Siempre he sospechado de los que proclaman algo novedoso: usualmente desconocen el pasado. Proclamar que la educación y la moral personal son las claves para una sociedad próspera, justa y feliz es tan viejo como las enseñanzas del sabio Confucio (551-479 a.n.e.) o el genial Platón (427-347 a.n.e.).
La educación, no la simple memorización de información, si no el pensar crítico y sistemático, que va labrando la sabiduría con el paso de las experiencias y los años, es la tarea que nos forja como seres humanos lúcidos frente a los fenómenos de la naturaleza y empáticos con nuestros semejantes, allende los prejuicios y egoísmos.
Educarnos que no se agota en la escolaridad, por el contrario, que a veces requiere cuestionar y liberarse de los dogmas inculcados en las aulas, es un agenda existencial que va diferenciando a quienes son virtuosos de quienes se sumergen en la mediocridad.

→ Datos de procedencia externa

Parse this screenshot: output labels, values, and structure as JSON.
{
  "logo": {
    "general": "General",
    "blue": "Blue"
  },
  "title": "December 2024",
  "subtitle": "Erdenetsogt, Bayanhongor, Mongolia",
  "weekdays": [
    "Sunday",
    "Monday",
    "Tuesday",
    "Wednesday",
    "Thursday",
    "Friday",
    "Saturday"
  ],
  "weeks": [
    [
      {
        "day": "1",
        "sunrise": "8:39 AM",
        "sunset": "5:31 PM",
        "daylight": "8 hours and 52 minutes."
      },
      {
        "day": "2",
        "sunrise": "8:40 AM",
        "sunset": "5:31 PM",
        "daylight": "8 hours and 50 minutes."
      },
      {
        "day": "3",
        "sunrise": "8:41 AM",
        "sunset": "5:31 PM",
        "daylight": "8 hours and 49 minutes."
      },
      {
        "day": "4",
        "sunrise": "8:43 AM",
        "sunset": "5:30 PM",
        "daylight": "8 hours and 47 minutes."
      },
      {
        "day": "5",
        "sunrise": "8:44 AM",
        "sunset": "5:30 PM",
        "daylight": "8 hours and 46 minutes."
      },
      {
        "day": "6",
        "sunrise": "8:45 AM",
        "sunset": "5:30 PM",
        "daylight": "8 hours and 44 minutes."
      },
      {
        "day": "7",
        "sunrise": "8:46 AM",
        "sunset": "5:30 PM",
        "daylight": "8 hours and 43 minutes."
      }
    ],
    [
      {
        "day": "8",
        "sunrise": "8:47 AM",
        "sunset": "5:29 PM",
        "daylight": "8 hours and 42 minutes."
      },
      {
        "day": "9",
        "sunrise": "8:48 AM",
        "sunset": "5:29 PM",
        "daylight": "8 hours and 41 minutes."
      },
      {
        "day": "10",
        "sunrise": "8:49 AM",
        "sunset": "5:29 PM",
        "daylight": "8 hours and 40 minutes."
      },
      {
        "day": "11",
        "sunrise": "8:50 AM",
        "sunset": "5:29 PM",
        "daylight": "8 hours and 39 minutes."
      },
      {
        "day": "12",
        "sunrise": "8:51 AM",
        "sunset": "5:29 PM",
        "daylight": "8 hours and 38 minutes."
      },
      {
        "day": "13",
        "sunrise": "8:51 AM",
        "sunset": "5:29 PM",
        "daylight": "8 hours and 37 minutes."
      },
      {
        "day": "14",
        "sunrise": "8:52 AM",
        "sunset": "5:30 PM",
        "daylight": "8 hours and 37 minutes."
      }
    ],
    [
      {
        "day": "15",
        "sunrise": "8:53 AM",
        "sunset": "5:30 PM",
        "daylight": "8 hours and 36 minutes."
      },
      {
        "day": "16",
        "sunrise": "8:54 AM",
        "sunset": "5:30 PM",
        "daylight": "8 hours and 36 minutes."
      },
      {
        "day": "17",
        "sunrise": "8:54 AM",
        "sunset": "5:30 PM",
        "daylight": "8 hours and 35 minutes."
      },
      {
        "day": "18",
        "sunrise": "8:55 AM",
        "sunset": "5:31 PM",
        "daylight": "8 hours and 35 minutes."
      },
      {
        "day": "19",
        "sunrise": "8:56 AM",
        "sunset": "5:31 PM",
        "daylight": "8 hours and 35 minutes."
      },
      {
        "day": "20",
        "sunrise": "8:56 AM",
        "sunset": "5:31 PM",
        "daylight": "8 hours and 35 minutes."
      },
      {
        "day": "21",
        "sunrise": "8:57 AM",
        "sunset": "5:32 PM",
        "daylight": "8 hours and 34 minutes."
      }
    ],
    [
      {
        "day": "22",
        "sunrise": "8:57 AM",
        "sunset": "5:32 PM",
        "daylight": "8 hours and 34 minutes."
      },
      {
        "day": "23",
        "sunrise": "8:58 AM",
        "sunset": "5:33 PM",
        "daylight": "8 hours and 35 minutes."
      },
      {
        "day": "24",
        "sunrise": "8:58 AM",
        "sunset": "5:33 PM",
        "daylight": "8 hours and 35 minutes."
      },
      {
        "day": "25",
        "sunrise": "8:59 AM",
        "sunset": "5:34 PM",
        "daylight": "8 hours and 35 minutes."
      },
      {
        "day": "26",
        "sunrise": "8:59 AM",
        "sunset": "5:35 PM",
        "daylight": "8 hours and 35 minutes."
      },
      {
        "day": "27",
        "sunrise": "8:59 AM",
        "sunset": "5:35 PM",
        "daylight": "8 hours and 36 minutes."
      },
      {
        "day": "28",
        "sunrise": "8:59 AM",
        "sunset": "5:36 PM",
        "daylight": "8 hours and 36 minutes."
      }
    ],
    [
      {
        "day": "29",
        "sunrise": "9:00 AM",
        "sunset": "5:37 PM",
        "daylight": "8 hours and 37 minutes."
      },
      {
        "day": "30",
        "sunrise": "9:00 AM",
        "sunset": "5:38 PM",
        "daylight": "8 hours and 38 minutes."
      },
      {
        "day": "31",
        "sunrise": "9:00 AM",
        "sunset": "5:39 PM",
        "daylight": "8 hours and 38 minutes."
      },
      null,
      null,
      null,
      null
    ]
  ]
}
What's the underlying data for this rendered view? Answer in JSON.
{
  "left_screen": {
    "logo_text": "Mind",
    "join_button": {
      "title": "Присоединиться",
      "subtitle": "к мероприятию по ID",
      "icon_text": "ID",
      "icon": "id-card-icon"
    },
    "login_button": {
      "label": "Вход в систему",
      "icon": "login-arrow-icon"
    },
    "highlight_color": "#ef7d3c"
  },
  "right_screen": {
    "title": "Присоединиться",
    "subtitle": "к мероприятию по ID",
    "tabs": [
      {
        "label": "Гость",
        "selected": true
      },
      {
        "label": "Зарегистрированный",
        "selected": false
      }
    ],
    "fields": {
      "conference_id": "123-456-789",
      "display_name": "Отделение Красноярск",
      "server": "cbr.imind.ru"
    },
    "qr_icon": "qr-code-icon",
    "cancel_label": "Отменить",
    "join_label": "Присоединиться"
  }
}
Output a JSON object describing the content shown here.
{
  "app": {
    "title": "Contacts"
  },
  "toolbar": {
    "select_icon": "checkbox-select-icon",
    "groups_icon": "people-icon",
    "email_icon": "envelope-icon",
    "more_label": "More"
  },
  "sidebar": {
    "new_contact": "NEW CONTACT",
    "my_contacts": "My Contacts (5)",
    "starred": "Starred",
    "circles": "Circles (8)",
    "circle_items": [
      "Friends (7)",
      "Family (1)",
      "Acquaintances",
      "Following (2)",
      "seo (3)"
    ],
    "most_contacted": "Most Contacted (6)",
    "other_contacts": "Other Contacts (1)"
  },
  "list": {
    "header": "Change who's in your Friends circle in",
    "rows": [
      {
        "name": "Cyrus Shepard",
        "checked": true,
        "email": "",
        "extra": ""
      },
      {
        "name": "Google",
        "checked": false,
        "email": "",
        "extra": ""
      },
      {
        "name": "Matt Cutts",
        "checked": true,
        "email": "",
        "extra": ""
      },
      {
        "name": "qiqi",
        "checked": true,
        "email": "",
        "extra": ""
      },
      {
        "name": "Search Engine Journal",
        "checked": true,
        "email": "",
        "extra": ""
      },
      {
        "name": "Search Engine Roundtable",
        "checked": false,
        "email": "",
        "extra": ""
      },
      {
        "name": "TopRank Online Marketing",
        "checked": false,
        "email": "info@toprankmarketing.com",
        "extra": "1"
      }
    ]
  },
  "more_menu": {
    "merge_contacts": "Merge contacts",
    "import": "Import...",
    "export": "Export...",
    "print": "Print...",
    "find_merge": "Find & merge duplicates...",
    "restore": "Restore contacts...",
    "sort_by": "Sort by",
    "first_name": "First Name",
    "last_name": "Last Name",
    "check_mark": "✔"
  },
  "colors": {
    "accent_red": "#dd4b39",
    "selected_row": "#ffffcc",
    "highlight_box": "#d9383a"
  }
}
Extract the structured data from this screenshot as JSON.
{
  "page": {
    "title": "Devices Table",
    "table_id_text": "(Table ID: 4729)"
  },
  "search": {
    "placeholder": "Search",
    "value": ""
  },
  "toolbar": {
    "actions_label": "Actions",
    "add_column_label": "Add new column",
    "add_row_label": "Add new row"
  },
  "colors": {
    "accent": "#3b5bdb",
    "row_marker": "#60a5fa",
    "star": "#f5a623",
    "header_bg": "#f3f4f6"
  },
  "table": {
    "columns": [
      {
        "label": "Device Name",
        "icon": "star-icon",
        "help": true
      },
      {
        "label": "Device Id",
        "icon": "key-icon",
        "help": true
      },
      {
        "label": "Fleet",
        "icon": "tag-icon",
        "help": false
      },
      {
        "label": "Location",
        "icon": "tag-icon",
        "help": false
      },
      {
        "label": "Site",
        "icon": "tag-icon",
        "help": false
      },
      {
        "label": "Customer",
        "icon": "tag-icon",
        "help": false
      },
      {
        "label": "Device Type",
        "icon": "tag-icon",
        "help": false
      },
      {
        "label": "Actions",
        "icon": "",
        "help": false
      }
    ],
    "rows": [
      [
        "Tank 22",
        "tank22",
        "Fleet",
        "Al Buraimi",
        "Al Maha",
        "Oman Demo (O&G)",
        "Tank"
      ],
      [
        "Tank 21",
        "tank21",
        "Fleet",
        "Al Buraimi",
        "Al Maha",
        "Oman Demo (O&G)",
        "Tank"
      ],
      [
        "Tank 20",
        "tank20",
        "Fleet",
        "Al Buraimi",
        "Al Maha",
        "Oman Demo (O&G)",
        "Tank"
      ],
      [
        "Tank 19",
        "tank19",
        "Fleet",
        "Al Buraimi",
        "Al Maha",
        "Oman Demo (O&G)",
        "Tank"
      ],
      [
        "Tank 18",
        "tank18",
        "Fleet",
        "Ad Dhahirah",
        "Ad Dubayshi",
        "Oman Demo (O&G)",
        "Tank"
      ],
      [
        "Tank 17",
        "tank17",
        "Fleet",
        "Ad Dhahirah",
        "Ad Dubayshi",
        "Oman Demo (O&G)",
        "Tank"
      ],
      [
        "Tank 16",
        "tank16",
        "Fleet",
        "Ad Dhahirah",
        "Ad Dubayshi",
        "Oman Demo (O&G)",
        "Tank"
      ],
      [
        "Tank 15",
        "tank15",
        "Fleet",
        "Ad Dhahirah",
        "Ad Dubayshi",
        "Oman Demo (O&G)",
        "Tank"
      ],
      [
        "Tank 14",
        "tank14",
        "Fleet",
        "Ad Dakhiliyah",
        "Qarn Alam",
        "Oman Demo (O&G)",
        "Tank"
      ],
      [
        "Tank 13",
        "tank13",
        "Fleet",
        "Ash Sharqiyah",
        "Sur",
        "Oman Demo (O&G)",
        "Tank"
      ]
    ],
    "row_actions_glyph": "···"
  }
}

La vida personal, sometida gozosamente al cultivo de las virtudes nobles, que no demanda de la vigilancia, o el temor al castigo, y que se expresa en una conducta coherente tanto en la vida íntima como en el despliegue de nuestras acciones en el ágora, es la señal distintiva de quienes asumen una moral invulnerable a todo escrutinio.
Quienes son corruptos en lo particular lo serán en lo social, quienes cultivan la integridad lo harán en todo escenario. No son las leyes, si no la educación y la moral personal los elementos que nos impulsarán a la perfección como cuerpo social.